Genomic abnormalities of LDHA and DNA repair in primary biopsies link to high pretreatment LDH and poor response to docetaxel in mCRPC.
The presence of mutations of the lactate dehydrogenase and DNA repair pathways are associated with aggressive prostate cancer and poor response to chemotherapy later in the disease.
多西紫杉醇化疗是转移性去势抵抗性前列腺癌(mCRPC)的标准治疗方法:40-50%的患者实现生化缓解。然而,缺乏反应预测生物标志物。
评估乳酸脱氢酶(LDH)作为 mCRPC 中多西紫杉醇反应的生物标志物,并研究 LDH 与原发性诊断活检中基因组改变的关系。
设计、设置和参与者:分析了接受多西紫杉醇治疗的进行性 mCRPC 患者的匹配训练(n=150)和测试(n=120)队列的临床和相关原发性肿瘤靶向下一代测序数据。数据与大规模前列腺癌基因组数据集相关联。
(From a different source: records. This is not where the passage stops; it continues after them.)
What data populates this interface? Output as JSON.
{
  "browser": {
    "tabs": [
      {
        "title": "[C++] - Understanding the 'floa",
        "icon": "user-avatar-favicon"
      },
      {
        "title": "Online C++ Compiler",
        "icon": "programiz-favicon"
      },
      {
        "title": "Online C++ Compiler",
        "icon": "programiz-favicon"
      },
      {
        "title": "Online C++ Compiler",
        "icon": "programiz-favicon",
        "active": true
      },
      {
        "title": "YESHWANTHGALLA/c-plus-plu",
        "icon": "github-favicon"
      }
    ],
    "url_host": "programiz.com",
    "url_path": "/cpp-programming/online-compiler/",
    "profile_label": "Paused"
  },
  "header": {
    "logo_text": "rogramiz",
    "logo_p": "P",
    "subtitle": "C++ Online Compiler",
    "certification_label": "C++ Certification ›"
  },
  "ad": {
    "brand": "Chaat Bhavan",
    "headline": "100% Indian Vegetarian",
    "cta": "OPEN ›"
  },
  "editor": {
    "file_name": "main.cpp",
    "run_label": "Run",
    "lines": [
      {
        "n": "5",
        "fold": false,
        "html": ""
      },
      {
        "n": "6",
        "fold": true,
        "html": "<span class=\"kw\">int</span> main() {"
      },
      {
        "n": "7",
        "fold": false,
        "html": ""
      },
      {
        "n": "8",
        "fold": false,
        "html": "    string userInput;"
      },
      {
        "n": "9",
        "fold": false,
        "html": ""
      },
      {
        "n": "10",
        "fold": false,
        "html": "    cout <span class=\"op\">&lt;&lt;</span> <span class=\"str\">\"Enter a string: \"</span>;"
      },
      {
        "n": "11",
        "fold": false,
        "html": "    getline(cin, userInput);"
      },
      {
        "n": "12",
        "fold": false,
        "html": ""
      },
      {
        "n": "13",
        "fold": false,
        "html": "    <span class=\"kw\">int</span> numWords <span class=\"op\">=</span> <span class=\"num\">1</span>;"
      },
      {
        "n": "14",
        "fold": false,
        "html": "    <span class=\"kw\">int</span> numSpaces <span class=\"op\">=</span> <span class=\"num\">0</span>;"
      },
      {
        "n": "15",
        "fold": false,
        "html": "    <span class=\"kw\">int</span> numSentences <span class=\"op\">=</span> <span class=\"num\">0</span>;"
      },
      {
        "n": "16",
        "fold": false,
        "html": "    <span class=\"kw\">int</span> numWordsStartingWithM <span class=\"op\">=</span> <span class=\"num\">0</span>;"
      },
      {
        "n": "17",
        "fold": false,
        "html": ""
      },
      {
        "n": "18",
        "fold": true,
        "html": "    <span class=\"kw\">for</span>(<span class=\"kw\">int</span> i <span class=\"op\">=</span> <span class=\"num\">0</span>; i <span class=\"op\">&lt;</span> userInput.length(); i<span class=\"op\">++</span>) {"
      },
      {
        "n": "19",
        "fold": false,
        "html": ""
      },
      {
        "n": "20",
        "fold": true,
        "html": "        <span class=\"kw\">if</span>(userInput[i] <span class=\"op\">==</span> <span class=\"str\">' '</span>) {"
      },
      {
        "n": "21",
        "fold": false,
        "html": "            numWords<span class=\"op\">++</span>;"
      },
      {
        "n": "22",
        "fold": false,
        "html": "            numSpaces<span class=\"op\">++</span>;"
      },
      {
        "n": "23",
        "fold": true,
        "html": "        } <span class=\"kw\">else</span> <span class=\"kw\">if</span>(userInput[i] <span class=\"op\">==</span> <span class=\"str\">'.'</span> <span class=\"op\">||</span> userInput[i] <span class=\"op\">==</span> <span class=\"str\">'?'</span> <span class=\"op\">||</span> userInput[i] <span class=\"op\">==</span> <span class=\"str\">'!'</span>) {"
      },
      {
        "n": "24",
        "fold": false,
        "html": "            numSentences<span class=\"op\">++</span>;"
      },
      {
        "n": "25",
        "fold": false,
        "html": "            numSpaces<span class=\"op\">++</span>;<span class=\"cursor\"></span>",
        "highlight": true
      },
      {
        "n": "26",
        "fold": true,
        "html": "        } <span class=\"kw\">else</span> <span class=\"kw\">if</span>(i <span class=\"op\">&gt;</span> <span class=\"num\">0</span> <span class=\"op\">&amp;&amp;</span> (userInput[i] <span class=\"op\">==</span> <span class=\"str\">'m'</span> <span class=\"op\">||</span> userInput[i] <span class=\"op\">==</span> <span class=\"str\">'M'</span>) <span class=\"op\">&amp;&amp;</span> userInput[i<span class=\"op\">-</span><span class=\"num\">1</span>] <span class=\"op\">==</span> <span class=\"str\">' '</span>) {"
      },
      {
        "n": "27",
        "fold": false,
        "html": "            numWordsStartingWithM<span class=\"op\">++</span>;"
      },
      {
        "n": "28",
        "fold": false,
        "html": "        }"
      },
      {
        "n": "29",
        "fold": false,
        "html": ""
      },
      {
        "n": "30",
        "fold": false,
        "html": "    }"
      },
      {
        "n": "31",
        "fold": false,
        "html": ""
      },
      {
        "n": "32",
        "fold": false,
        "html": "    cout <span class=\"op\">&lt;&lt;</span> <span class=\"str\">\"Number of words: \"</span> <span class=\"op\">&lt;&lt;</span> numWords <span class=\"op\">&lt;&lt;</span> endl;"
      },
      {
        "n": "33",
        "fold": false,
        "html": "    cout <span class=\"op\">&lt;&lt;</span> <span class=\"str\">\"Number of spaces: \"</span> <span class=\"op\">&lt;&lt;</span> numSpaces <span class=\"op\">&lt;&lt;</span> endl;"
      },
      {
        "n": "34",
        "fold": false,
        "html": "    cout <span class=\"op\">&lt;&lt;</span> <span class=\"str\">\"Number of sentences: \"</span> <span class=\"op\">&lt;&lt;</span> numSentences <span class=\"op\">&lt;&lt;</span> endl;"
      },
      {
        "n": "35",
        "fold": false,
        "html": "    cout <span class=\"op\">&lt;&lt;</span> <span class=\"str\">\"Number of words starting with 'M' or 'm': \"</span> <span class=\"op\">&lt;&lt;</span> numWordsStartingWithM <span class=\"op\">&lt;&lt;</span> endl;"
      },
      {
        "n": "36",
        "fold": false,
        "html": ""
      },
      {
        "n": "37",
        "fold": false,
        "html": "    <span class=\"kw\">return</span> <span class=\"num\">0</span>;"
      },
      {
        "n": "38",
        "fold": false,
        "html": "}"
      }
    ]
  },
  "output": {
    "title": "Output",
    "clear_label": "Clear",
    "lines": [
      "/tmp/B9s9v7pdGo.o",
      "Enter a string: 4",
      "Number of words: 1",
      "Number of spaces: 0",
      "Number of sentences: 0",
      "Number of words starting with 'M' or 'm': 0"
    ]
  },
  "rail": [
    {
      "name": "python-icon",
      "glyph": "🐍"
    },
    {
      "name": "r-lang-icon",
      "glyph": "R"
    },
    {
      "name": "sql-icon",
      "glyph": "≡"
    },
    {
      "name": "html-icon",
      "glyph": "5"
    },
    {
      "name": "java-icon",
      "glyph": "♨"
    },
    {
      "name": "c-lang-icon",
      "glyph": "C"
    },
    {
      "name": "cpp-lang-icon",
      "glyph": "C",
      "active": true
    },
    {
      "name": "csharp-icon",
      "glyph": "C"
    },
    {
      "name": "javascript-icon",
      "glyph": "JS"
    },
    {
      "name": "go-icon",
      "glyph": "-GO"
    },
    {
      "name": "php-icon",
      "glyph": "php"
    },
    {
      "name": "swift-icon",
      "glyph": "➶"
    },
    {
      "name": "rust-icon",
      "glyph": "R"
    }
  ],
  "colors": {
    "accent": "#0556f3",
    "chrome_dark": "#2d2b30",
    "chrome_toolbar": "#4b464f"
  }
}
血清 LDH≥450U/l 是进展性 mCRPC 的可靠预后生物标志物(曲线下面积:0.757 [标准偏差 0.054,95%置信区间 [CI] 0.650-0.864,p<0.001]),预测 3 个月时的无进展生存期(PFS)。LDH≥450U/l 的患者 PSA 反应较差,PFS 更短(213 与 372 天,风险比 [HR] 1.876,95%CI 1.289-2.7300)和 OS(362 与 563 天,HR 1.630,95%CI 1.127-2.357)。高 LDH 是多西紫杉醇后生存的独立替代标志物,并预测影像学反应不佳(p=0.043)。在可进行下一代测序的 14 名 LDH≥450U/l 的患者中,有 9 名(64.3%)在原发性活检中更有可能存在 DNA 修复基因突变(BRCA1/2、ATM、CHEK2、范可尼贫血基因)。与 MSKCC 和 SU2C/PCF 数据库的交叉相关性显示,LDHA 和 PARP1(r=0.667,p<0.01)和其他 DNA 修复基因之间存在正相关。
原发性活检中 LDHA 和 DNA 修复的基因组异常与 mCRPC 中高预处理 LDH 和对多西紫杉醇反应不良相关。
乳酸脱氢酶和 DNA 修复途径的突变与侵袭性前列腺癌有关,并且在疾病后期对化疗的反应较差。